SRF’ye konuşan Valeria Huber (takma ad), kozmetik ve kıyafet alışverişine ayda yaklaşık 1000 frank harcadığını söylüyor. Bir şeyi beğendiğinde kendini tutamadığını ifade eden Valeria, “Bu bir takıntı gibi.” diyor. Çocukluğunda, babasının özür dilemek için ona sürekli hediyeler almasının bu alışkanlığı tetiklediğini belirtiyor.

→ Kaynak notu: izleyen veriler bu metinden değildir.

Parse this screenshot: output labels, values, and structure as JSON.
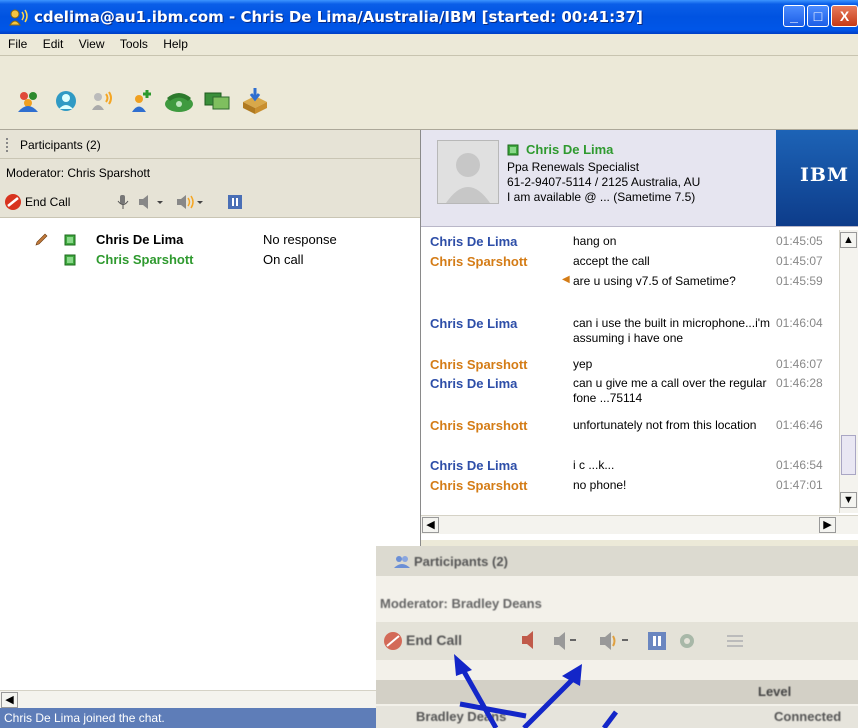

Öyle ki, Pazar günlerini sırf mağazalar kapalı diye sevmediğini söylüyor.
30.000 Frank Borca Götüren Yol
Zamanla alışveriş bağımlılığı Valeria’yı 30.000 franklık borca sokmuş. Bu borcu ailesinden aldığı destekle kapatabilmiş olsa da, etkisi hâlâ derin: “Bu sanki vücuda yapışmış ağır bir yük gibi.”
Sessizce Yayılıyor
Uzmanlar, bu tür bağımlılıkların genellikle geç fark edildiğini ve çoğu zaman "alışkanlık" ya da "zevk" gibi normalleştirildiğini belirtiyor. Oysa alışveriş bağımlılığı, kişinin günlük yaşamını, ilişkilerini ve ruh sağlığını ciddi şekilde etkileyebilen bir psikolojik sorun.
İsviçre gibi yüksek tüketim kültürünün hâkim olduğu toplumlarda bu tür bağımlılıkların artış göstermesi, önleyici farkındalık çalışmalarının ve psikolojik desteğin önemini bir kez daha gözler önüne seriyor.